Functional characterization of TALE activators. (A) Fluorescence microscopy images of TALE-induced CFP reporter expression. Each column of the 8 × 8 matrix represents U2-OS cells co-transfected with a synthetic TALE and reporter constructs for each 20-mer binding site (BS). The CFP signal is only visible along the diagonal of the matrix, indicating that the TALEs described here function in a mutually orthogonal manner. (B) Bar graphs representing mutually orthogonal TALE activity as determined by flow cytometry. The fold induction of CFP expression, as calculated relative to an off-target control TALE, displays values ranging from approximately 10-fold to 100-fold for cognate target sites and demonstrates the functionality and mutual orthogonality of these TALEs.

Figure 6.

Effect of binding site mutations on TALE-mediated transcriptional activation. (A) TALE8 activity in the presence of an increasing number of uniformly distributed binding site mismatches. BS-8 is the corresponding binding site for TALE8 with additional binding sites tested at a hamming distance (HD) of 1–7 bp from BS-8 (HD-1–HD-7). The ability of TALE8 to activate CFP expression from each binding site reporter was measured by flow cytometry relative to TALE5 as an off-target control. The presence of two or more mismatches in the binding site significantly decreases the ability of TALE8 to activate gene expression, with binding sites at a hamming distance of more than 3 bp displaying no reporter activity. (B) Effect of binding site mismatch position on TALE activation. The ability of TALE8 to activate gene expression from binding sites with a hamming distance of 3 bp was tested with the position of the mismatches either uniformly distributed, HD-3, localized to the 5′-end of the binding site, HD-3(5′), to the middle of the binding site, HD-3(M) or to the end of the binding site, HD-3(3′). (C) Tested DNA binding sequences. Underlined nucleotides represent mismatches with respect to BS-8.

Figure 7.

Characterization of TALE-mediated off-target endogenous gene activation in vivo. Fold change in mRNA levels of potential target genes following TALE expression. mRNA levels of the most likely target genes of TALE5 and TALE8 were measured by qPCR 48 h post-transfection with the corresponding TALE construct and plotted as fold change over mock-transfected cells.
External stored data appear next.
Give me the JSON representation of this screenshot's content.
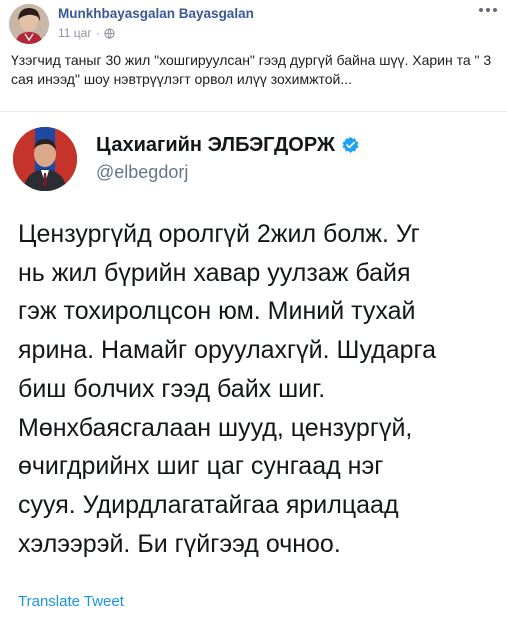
{
  "post": {
    "author_name": "Munkhbayasgalan Bayasgalan",
    "time": "11 цаг",
    "visibility_icon": "globe-icon",
    "more_icon": "more-options-icon",
    "text": "Үзэгчид таныг 30 жил \"хошгируулсан\" гээд дургүй байна шүү. Харин та \" 3 сая инээд\" шоу нэвтрүүлэгт орвол илүү зохимжтой..."
  },
  "tweet": {
    "display_name": "Цахиагийн ЭЛБЭГДОРЖ",
    "handle": "@elbegdorj",
    "verified_icon": "verified-badge-icon",
    "body_lines": [
      "Цензургүйд оролгүй 2жил болж. Уг",
      "нь жил бүрийн хавар уулзаж байя",
      "гэж тохиролцсон юм. Миний тухай",
      "ярина. Намайг оруулахгүй. Шударга",
      "биш болчих гээд байх шиг.",
      "Мөнхбаясгалаан шууд, цензургүй,",
      "өчигдрийнх шиг цаг сунгаад нэг",
      "сууя. Удирдлагатайгаа ярилцаад",
      "хэлээрэй. Би гүйгээд очноо."
    ],
    "translate_label": "Translate Tweet"
  },
  "colors": {
    "fb_link": "#385898",
    "twitter_blue": "#1b95e0",
    "verified": "#1da1f2",
    "muted": "#90949c"
  }
}
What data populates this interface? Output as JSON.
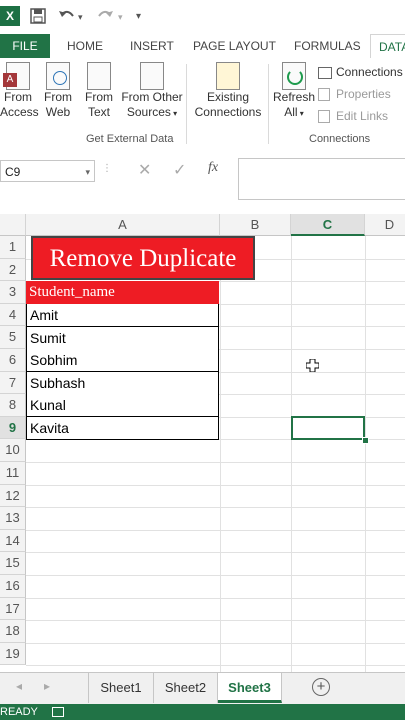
{
  "app": {
    "logo_letter": "X",
    "name_box": "C9",
    "fx_label": "fx"
  },
  "ribbon_tabs": {
    "file": "FILE",
    "home": "HOME",
    "insert": "INSERT",
    "page_layout": "PAGE LAYOUT",
    "formulas": "FORMULAS",
    "data": "DATA"
  },
  "ribbon": {
    "get_external": {
      "label": "Get External Data",
      "from_access": [
        "From",
        "Access"
      ],
      "from_web": [
        "From",
        "Web"
      ],
      "from_text": [
        "From",
        "Text"
      ],
      "from_other": [
        "From Other",
        "Sources"
      ]
    },
    "existing": [
      "Existing",
      "Connections"
    ],
    "refresh": [
      "Refresh",
      "All"
    ],
    "connections": {
      "label": "Connections",
      "items": [
        "Connections",
        "Properties",
        "Edit Links"
      ]
    }
  },
  "grid": {
    "columns": [
      "A",
      "B",
      "C",
      "D"
    ],
    "rows": [
      "1",
      "2",
      "3",
      "4",
      "5",
      "6",
      "7",
      "8",
      "9",
      "10",
      "11",
      "12",
      "13",
      "14",
      "15",
      "16",
      "17",
      "18",
      "19"
    ],
    "active_row": "9",
    "active_col": "C",
    "title": "Remove Duplicate",
    "header": "Student_name",
    "names": [
      "Amit",
      "Sumit",
      "Sobhim",
      "Subhash",
      "Kunal",
      "Kavita"
    ]
  },
  "sheets": [
    "Sheet1",
    "Sheet2",
    "Sheet3"
  ],
  "active_sheet": "Sheet3",
  "status": {
    "text": "READY"
  },
  "colors": {
    "accent": "#217346",
    "banner": "#ee1c24"
  }
}
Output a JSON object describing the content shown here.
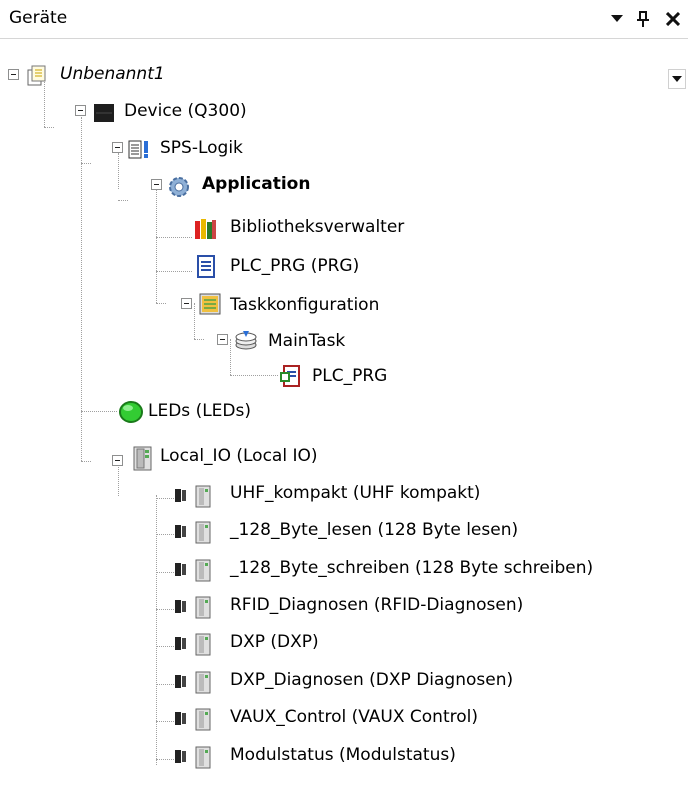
{
  "panel": {
    "title": "Geräte",
    "buttons": [
      {
        "name": "dropdown-arrow-icon"
      },
      {
        "name": "pin-icon"
      },
      {
        "name": "close-icon"
      }
    ]
  },
  "tree": {
    "items": [
      {
        "label": "Unbenannt1",
        "icon": "project-file-icon"
      },
      {
        "label": "Device (Q300)",
        "icon": "device-icon"
      },
      {
        "label": "SPS-Logik",
        "icon": "plc-logic-icon"
      },
      {
        "label": "Application",
        "icon": "application-gear-icon"
      },
      {
        "label": "Bibliotheksverwalter",
        "icon": "library-manager-icon"
      },
      {
        "label": "PLC_PRG (PRG)",
        "icon": "program-document-icon"
      },
      {
        "label": "Taskkonfiguration",
        "icon": "task-configuration-icon"
      },
      {
        "label": "MainTask",
        "icon": "main-task-icon"
      },
      {
        "label": "PLC_PRG",
        "icon": "program-call-icon"
      },
      {
        "label": "LEDs (LEDs)",
        "icon": "led-green-icon"
      },
      {
        "label": "Local_IO (Local IO)",
        "icon": "io-module-icon"
      },
      {
        "label": "UHF_kompakt (UHF kompakt)",
        "icon": "io-submodule-icon"
      },
      {
        "label": "_128_Byte_lesen (128 Byte lesen)",
        "icon": "io-submodule-icon"
      },
      {
        "label": "_128_Byte_schreiben (128 Byte schreiben)",
        "icon": "io-submodule-icon"
      },
      {
        "label": "RFID_Diagnosen (RFID-Diagnosen)",
        "icon": "io-submodule-icon"
      },
      {
        "label": "DXP (DXP)",
        "icon": "io-submodule-icon"
      },
      {
        "label": "DXP_Diagnosen (DXP Diagnosen)",
        "icon": "io-submodule-icon"
      },
      {
        "label": "VAUX_Control (VAUX Control)",
        "icon": "io-submodule-icon"
      },
      {
        "label": "Modulstatus (Modulstatus)",
        "icon": "io-submodule-icon"
      }
    ]
  },
  "colors": {
    "connector": "#a0a0a0",
    "led_green": "#33cc33",
    "device_dark": "#1e1e1e"
  }
}
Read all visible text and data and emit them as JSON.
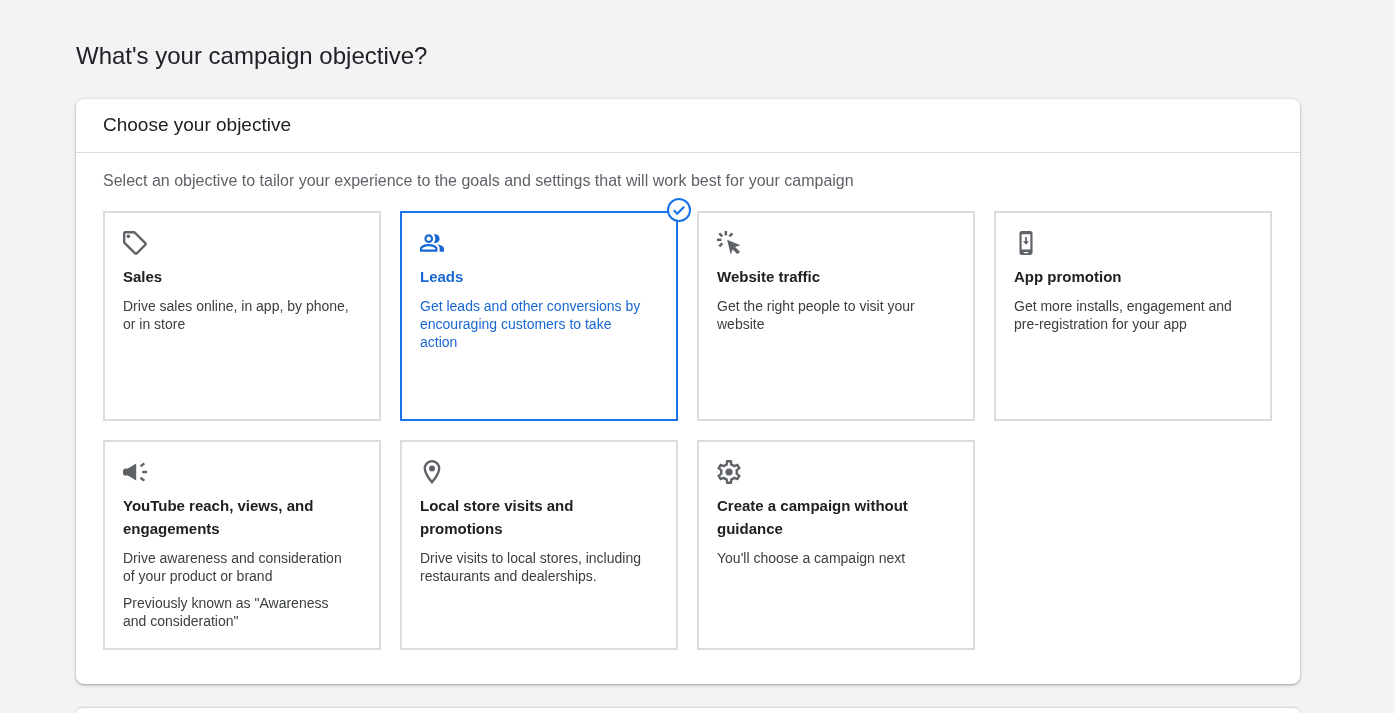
{
  "page": {
    "title": "What's your campaign objective?"
  },
  "objective_card": {
    "title": "Choose your objective",
    "instructions": "Select an objective to tailor your experience to the goals and settings that will work best for your campaign",
    "objectives": [
      {
        "title": "Sales",
        "descriptions": [
          "Drive sales online, in app, by phone, or in store"
        ],
        "selected": false
      },
      {
        "title": "Leads",
        "descriptions": [
          "Get leads and other conversions by encouraging customers to take action"
        ],
        "selected": true
      },
      {
        "title": "Website traffic",
        "descriptions": [
          "Get the right people to visit your website"
        ],
        "selected": false
      },
      {
        "title": "App promotion",
        "descriptions": [
          "Get more installs, engagement and pre-registration for your app"
        ],
        "selected": false
      },
      {
        "title": "YouTube reach, views, and engagements",
        "descriptions": [
          "Drive awareness and consideration of your product or brand",
          "Previously known as \"Awareness and consideration\""
        ],
        "selected": false
      },
      {
        "title": "Local store visits and promotions",
        "descriptions": [
          "Drive visits to local stores, including restaurants and dealerships."
        ],
        "selected": false
      },
      {
        "title": "Create a campaign without guidance",
        "descriptions": [
          "You'll choose a campaign next"
        ],
        "selected": false
      }
    ]
  }
}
TALE-OSGIN2 and TALE-ZC3H10 are the positive control TALEs predicted to activate the two closest off-target genes of TALE5 and TALE8 respectively. (A) A 4.8-fold induction of nearest target gene OSGIN2 by the positive control TALE-OSGIN2, and no significant change in mRNA levels of OSGIN2 and the other four nearest target genes of TALE5 is observed in response to TALE5. The 10× higher concentration (250 ng) of TALE5 also shows no significant induction in mRNA levels of its off-target gene OSGIN2. (B) The positive control TALE-ZC3H10 leads to a modest but significant induction of nearest target gene (ZC3H10) of TALE8. There is no significant change in mRNA levels of the four nearest target genes of TALE8 in response to TALE8 expression. Asterisk indicates P < 0.03.

Figure 8.

Schematics and characterization of TALE repressor-shRNA constructs. (A) The VP64 activation domain of the TALE activators was replaced with the KRAB repression domain and the resulting TALE repressor coding region was cloned into a mammalian expression vector together with a self-cleaving DsRed:t2A fluorescent protein. Synthetic shRNAs were expressed from an intron in the DsRed gene. (B) Reporter constructs were generated by cloning a 20 bp TALE target sequence into the TSS of the CMV promoter. On binding its recognition site in the promoter, the TALE represses the constitutive expression of the downstream CFP protein. The reporter construct also contains a single copy of the cognate shRNA recognition sequence in the 3′-UTR, which when recognized by the target shRNA leads to degradation of the CFP transcript. (C) TALE repressors, TALE5R and TALE8R were combined with shRNAs, FF4 and FF6, to repress CFP expression from reporter constructs carrying cognate TALE and shRNA recognition sites. Repressions ranged 6× in the case of shRNA alone to ∼4800× in the case of shRNA + TALE repressor combination.